We have had to give up on the dream of getting into the house by Christmas (definitely some sad tears there) and are buckling down to endure the winter’s cold as best we can, but I am currently snuggled up cozy in my sister’s bed with the prospect of a little house sitting while she and and her husband travel the world to help orphans in far away Romania. A very welcome gift from my amazing and generous little sister.

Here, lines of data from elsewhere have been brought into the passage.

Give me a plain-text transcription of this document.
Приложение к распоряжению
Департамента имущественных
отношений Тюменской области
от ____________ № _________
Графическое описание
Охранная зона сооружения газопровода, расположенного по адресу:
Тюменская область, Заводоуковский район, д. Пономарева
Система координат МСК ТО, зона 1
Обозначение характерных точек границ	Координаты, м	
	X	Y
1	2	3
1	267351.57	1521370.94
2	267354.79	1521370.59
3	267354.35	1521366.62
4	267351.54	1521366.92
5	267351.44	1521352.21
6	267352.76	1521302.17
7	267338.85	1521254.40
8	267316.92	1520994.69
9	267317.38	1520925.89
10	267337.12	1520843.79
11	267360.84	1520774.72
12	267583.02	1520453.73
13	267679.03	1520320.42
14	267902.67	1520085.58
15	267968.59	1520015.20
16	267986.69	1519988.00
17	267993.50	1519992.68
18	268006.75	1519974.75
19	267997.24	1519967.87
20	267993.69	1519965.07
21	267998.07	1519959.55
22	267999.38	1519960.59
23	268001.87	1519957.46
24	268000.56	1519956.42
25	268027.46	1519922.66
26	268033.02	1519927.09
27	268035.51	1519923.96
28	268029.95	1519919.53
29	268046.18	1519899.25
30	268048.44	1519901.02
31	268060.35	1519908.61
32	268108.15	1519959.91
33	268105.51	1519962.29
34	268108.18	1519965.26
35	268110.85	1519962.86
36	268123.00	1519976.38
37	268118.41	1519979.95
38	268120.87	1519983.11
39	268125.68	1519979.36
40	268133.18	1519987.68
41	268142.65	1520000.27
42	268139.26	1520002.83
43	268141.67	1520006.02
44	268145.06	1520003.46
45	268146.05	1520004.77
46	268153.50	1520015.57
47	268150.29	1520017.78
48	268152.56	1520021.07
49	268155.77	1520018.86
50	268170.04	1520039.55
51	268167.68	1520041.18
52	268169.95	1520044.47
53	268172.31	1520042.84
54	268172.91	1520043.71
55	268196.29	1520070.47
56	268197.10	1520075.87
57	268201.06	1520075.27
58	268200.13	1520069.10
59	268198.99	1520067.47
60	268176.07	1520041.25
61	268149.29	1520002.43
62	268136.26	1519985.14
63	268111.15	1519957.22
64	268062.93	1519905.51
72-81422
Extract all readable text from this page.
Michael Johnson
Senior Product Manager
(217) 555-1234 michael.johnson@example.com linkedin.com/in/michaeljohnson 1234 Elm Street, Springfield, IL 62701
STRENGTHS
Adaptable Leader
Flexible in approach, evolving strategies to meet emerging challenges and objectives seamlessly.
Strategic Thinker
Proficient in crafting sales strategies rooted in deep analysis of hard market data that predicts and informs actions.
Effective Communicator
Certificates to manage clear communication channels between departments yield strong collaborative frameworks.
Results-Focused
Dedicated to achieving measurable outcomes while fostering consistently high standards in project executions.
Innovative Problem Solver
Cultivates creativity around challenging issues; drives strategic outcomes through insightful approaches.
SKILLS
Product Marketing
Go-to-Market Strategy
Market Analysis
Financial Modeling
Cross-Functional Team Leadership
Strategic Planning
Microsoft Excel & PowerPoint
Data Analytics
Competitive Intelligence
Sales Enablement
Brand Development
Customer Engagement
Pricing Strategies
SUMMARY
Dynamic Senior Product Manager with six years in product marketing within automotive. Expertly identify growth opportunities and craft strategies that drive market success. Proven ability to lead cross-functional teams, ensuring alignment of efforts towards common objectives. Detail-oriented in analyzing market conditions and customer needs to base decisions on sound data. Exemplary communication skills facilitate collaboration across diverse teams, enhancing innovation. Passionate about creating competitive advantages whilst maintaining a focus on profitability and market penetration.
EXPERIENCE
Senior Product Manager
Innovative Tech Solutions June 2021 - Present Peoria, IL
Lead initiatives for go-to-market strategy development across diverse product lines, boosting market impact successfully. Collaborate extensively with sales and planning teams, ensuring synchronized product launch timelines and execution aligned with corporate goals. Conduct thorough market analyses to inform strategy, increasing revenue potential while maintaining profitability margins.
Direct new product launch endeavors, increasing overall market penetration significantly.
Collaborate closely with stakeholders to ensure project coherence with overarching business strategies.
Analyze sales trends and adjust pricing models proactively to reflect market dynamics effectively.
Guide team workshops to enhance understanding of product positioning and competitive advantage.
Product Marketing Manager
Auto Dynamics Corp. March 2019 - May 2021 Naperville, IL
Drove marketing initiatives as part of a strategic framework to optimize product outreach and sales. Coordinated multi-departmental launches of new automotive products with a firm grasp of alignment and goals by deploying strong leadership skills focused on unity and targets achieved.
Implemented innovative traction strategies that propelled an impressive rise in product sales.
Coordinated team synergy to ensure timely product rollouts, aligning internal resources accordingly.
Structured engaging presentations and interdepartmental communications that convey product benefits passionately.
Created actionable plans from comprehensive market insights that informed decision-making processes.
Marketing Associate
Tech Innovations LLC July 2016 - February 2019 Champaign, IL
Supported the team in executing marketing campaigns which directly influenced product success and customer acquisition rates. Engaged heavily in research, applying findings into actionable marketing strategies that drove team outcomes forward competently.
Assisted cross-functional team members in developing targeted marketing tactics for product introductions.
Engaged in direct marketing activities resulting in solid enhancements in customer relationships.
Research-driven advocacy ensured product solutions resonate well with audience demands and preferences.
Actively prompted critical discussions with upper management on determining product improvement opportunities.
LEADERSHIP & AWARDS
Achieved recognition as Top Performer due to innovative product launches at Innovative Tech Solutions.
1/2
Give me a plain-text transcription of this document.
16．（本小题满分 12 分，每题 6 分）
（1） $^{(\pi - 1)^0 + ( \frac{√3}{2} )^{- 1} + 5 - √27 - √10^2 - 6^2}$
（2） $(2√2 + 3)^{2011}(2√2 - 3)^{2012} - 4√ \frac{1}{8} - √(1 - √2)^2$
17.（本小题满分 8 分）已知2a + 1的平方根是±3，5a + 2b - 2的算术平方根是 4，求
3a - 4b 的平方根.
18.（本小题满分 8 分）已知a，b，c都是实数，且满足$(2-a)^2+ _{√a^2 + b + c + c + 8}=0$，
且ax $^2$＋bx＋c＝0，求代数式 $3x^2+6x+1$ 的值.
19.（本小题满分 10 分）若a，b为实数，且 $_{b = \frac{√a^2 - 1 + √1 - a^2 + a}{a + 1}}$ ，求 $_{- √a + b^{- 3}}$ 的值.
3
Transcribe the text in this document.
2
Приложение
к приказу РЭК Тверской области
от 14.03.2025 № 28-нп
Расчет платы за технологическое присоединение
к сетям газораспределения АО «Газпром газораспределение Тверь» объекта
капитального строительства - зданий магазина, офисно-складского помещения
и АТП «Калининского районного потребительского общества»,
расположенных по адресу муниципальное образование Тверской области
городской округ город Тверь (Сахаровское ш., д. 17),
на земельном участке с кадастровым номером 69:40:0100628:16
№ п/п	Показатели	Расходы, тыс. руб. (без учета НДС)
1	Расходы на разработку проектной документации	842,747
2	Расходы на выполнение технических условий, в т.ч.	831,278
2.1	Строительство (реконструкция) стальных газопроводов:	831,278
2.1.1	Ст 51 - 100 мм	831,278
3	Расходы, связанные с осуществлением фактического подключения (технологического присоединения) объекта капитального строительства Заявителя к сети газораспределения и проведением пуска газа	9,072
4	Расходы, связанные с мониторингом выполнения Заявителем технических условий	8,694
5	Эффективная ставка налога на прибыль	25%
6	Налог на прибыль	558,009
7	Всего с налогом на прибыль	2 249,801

And let me just say, all of my sisters (and of course my mother) are amazing women and I have cried and laughed so much with them of late- the last few months having impressed upon me on a whole new level that the bearing and nurturing of children takes a special kind of courage that the world will always underestimate.  Motherhood ain’t for the faint of heart, folks.

The hubby’s business continues to grow slowly, one step at a time and there are days when my patience wears thin and I want him to realize success all at once- I want to see that all of his hard, hard labor will pay off sooner rather than later.  But then I see the evidence of how far we really have come, how much he has accomplished, how people are coming to recognize not only his remarkable talent, but his upright character and integrity as a man of business and I am ready to burst with pride that I get to call him my husband. And his brother is here for an extended visit to help push things forward and lend a hand where needed.  Another joy.

My work at the church continues, and although I am often physically drained at the end of a long Wednesday of cooking for 300 and singing in the choir, they are deeply satisfying days for me and I am enormously grateful for a job so well suited to my talents and one that has allowed us (in conjunction with some very generous people) to finally purchase a new and reliable van.  I still can’t turn the key in the ignition without ‘feeling all the feels’ as some folks say. 

So as we enter this season of Thanksgiving, I can’t say that everything has turned out exactly how I would have planned or wanted but through all the ups and downs, I am above all grateful for a God who doesn’t change and who can be depended on in all seasons of life.

And in spite of the fact that He doesn’t change, he loves us enough to meet us where we are- either rejoicing on the heights or wallowing in the depths and even, in clearer moments, gives us the ability to enjoy the ride.